Book Review

The Things We Thought We Knew by Mahsuda Snaith

The Things We Thought We Knew - eBook Cover

Today sees the new eBook launch of The Things We Thought We Knew by Mahsuda Snaith, with the paperback publication to follow on 9 August.  I was lucky enough enough the take part in the blog tour for the original publication of this novel last year, and I’m sharing my review again to celebrate the new launch and that lovely new cover!

Ravine and Marianne were best friends. They practised handstands together, raced slugs, and looked up at the stars and imagined their own constellations. And then, one day, Marianne disappeared.

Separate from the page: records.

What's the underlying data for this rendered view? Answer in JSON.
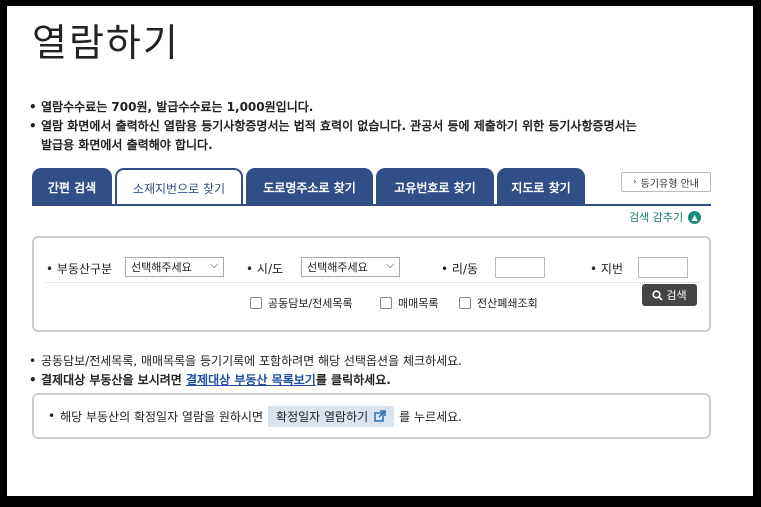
{
  "page": {
    "title": "열람하기"
  },
  "notices": [
    "열람수수료는 700원, 발급수수료는 1,000원입니다.",
    "열람 화면에서 출력하신 열람용 등기사항증명서는 법적 효력이 없습니다. 관공서 등에 제출하기 위한 등기사항증명서는",
    "발급용 화면에서 출력해야 합니다."
  ],
  "tabs": [
    {
      "label": "간편 검색"
    },
    {
      "label": "소재지번으로 찾기"
    },
    {
      "label": "도로명주소로 찾기"
    },
    {
      "label": "고유번호로 찾기"
    },
    {
      "label": "지도로 찾기"
    }
  ],
  "type_guide_button": {
    "label": "등기유형 안내"
  },
  "collapse_toggle": {
    "label": "검색 감추기"
  },
  "search_form": {
    "property_type": {
      "label": "부동산구분",
      "value": "선택해주세요"
    },
    "province": {
      "label": "시/도",
      "value": "선택해주세요"
    },
    "village": {
      "label": "리/동",
      "value": ""
    },
    "lot": {
      "label": "지번",
      "value": ""
    },
    "checkboxes": [
      {
        "label": "공동담보/전세목록",
        "checked": false
      },
      {
        "label": "매매목록",
        "checked": false
      },
      {
        "label": "전산폐쇄조회",
        "checked": false
      }
    ],
    "search_button": {
      "label": "검색"
    }
  },
  "info": {
    "line1": "공동담보/전세목록, 매매목록을 등기기록에 포함하려면 해당 선택옵션을 체크하세요.",
    "line2_prefix": "결제대상 부동산을 보시려면 ",
    "line2_link": "결제대상 부동산 목록보기",
    "line2_suffix": "를 클릭하세요."
  },
  "confirm_box": {
    "prefix": "해당 부동산의 확정일자 열람을 원하시면",
    "button": "확정일자 열람하기",
    "suffix": "를 누르세요."
  },
  "colors": {
    "tab_blue": "#2f4f86",
    "accent_teal": "#1a8c7e",
    "link": "#1e4fa3"
  }
}
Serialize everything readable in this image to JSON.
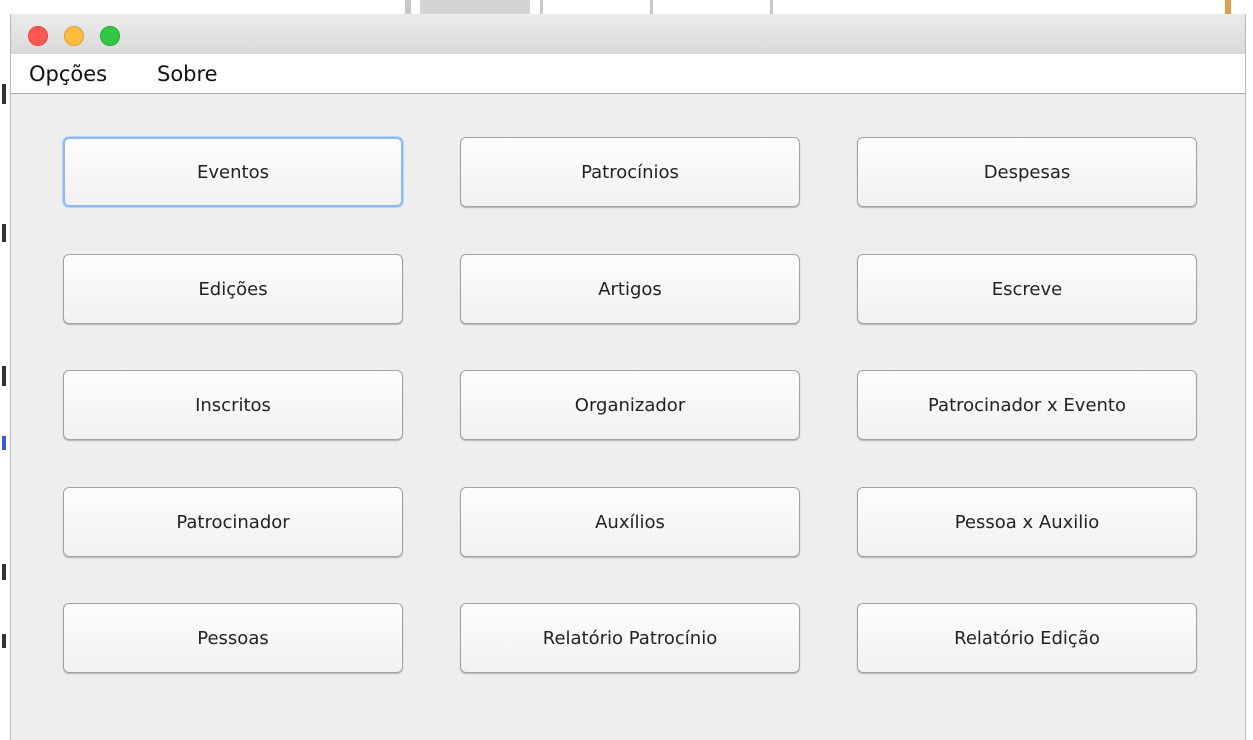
{
  "menubar": {
    "items": [
      "Opções",
      "Sobre"
    ]
  },
  "buttons": [
    {
      "label": "Eventos",
      "name": "eventos-button",
      "focused": true
    },
    {
      "label": "Patrocínios",
      "name": "patrocinios-button"
    },
    {
      "label": "Despesas",
      "name": "despesas-button"
    },
    {
      "label": "Edições",
      "name": "edicoes-button"
    },
    {
      "label": "Artigos",
      "name": "artigos-button"
    },
    {
      "label": "Escreve",
      "name": "escreve-button"
    },
    {
      "label": "Inscritos",
      "name": "inscritos-button"
    },
    {
      "label": "Organizador",
      "name": "organizador-button"
    },
    {
      "label": "Patrocinador x Evento",
      "name": "patrocinador-x-evento-button"
    },
    {
      "label": "Patrocinador",
      "name": "patrocinador-button"
    },
    {
      "label": "Auxílios",
      "name": "auxilios-button"
    },
    {
      "label": "Pessoa x Auxilio",
      "name": "pessoa-x-auxilio-button"
    },
    {
      "label": "Pessoas",
      "name": "pessoas-button"
    },
    {
      "label": "Relatório Patrocínio",
      "name": "relatorio-patrocinio-button"
    },
    {
      "label": "Relatório Edição",
      "name": "relatorio-edicao-button"
    }
  ],
  "colors": {
    "window_bg": "#eeeeee",
    "focus_ring": "#8fbaf0",
    "close": "#fc5753",
    "minimize": "#fdbc40",
    "maximize": "#33c748"
  }
}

Ten years later, Ravine lies in a bed in her mother’s council flat, plagued by chronic pain syndrome, writing down the things she remembers. As her words fill page after page, she begins to understand that the only way to conquer her pain is to confront the horrors of her past.

The Things We Thought We Knew is set in the present day with flashbacks to Ravine’s childhood as she writes down what she remembers from ten years earlier.  For me, the flashbacks were the best part of the novel.  I loved hearing about the antics that Ravine, Marianne, and Marianne’s brother, Jonathan, got up to, and found much that was familiar about it from my own childhood.  Both Ravine and Marianne came from single-parent households, but while Ravine’s “Amma” (the Bengali word for mother) was ever present, Marianne’s mother was often drunk if she was there at all, and didn’t seem to take care of her children the way you might hope.

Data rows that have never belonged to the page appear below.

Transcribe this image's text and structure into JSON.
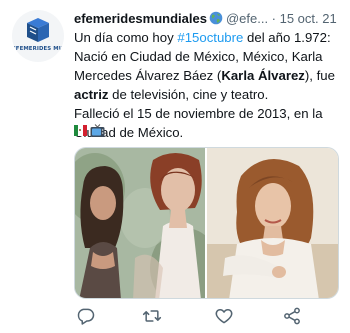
{
  "tweet": {
    "avatar_text": "EFEMERIDES MUNDIALE",
    "display_name": "efemeridesmundiales",
    "handle_time": "@efe... · 15 oct. 21",
    "body": {
      "intro": "Un día como hoy ",
      "hashtag": "#15octubre",
      "after_hashtag": " del año 1.972: Nació en Ciudad de México, México, Karla Mercedes Álvarez Báez (",
      "bold_name": "Karla Álvarez",
      "after_name": "), fue ",
      "bold_role": "actriz",
      "after_role": " de televisión, cine y teatro.",
      "line_death": "Falleció el 15 de noviembre de 2013, en la Ciudad de México."
    },
    "emojis": [
      "mexico-flag-icon",
      "television-icon"
    ]
  },
  "actions": [
    "reply-icon",
    "retweet-icon",
    "like-icon",
    "share-icon"
  ],
  "colors": {
    "hashtag": "#1d9bf0",
    "text": "#0f1419",
    "meta": "#536471",
    "icon": "#536471"
  }
}
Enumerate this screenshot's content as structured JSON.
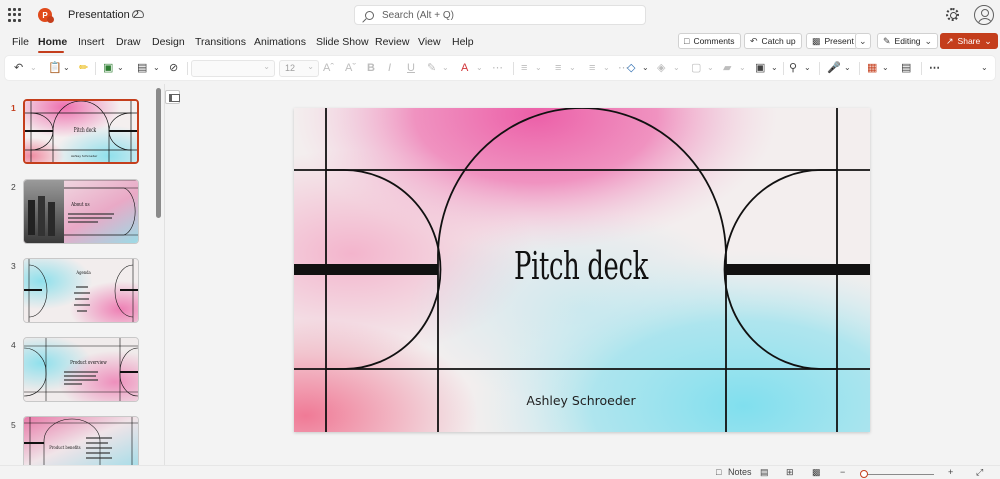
{
  "window": {
    "doc_title": "Presentation 2",
    "search_placeholder": "Search (Alt + Q)"
  },
  "menu": {
    "tabs": [
      {
        "label": "File"
      },
      {
        "label": "Home"
      },
      {
        "label": "Insert"
      },
      {
        "label": "Draw"
      },
      {
        "label": "Design"
      },
      {
        "label": "Transitions"
      },
      {
        "label": "Animations"
      },
      {
        "label": "Slide Show"
      },
      {
        "label": "Review"
      },
      {
        "label": "View"
      },
      {
        "label": "Help"
      }
    ],
    "active_tab": "Home"
  },
  "commands": {
    "comments": "Comments",
    "catch_up": "Catch up",
    "present": "Present",
    "editing": "Editing",
    "share": "Share"
  },
  "ribbon": {
    "font_size": "12"
  },
  "slides": [
    {
      "number": "1",
      "title": "Pitch deck",
      "subtitle": "Ashley Schroeder"
    },
    {
      "number": "2",
      "title": "About us"
    },
    {
      "number": "3",
      "title": "Agenda"
    },
    {
      "number": "4",
      "title": "Product overview"
    },
    {
      "number": "5",
      "title": "Product benefits"
    }
  ],
  "current_slide": {
    "title": "Pitch deck",
    "subtitle": "Ashley Schroeder"
  },
  "status": {
    "notes_label": "Notes"
  },
  "colors": {
    "accent": "#c43e1c",
    "slide_pink": "#ee6fae",
    "slide_cyan": "#8fe0ec"
  }
}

It’s clear from the beginning that something significant happened, and that since then, Ravine has lived with chronic pain syndrome, unable to do much of what the most of us take for granted, and that she has not seen or heard from Marianne since.  The reveal as to what happens comes quite late on in the novel, and, to me, wasn’t entirely surprising.  That said, this is definitely a book in which the journey is as important as the destination, and I don’t think that it’s meant to come as a big shock to the reader.

The Things We Thought We Knew is a coming of age story, and to me is one of the more relatable examples of this type of novel.  Snaith has managed the difficult trick of creating characters that are the completely see them on the street everyday kind of normal that you don’t always find in novels.  These are real people, with real troubles, and there are tears and tantrums and laughter and forgiveness and the whole spectrum of human emotions presented here.

Whilst the novel is told from Ravine’s perspective, it’s her mother that I liked best.  Referred to only as Amma throughout, I loved her determination to be herself and to not adhere to traditional customs, particularly those that say a woman should act in a certain way.  She’s vibrant and sassy and independent, and whilst she plays a relatively minor role in the novel, she adds a lot of warmth to it.

The Things We Thought We Knew is an incredibly well written debut, and to me the voices of the young Ravine and Marianna reminded me a little of Grace and Tilly in Joanna Cannon’s The Trouble with Goats and Sheep.  I can’t wait to see how Snaith follows this up.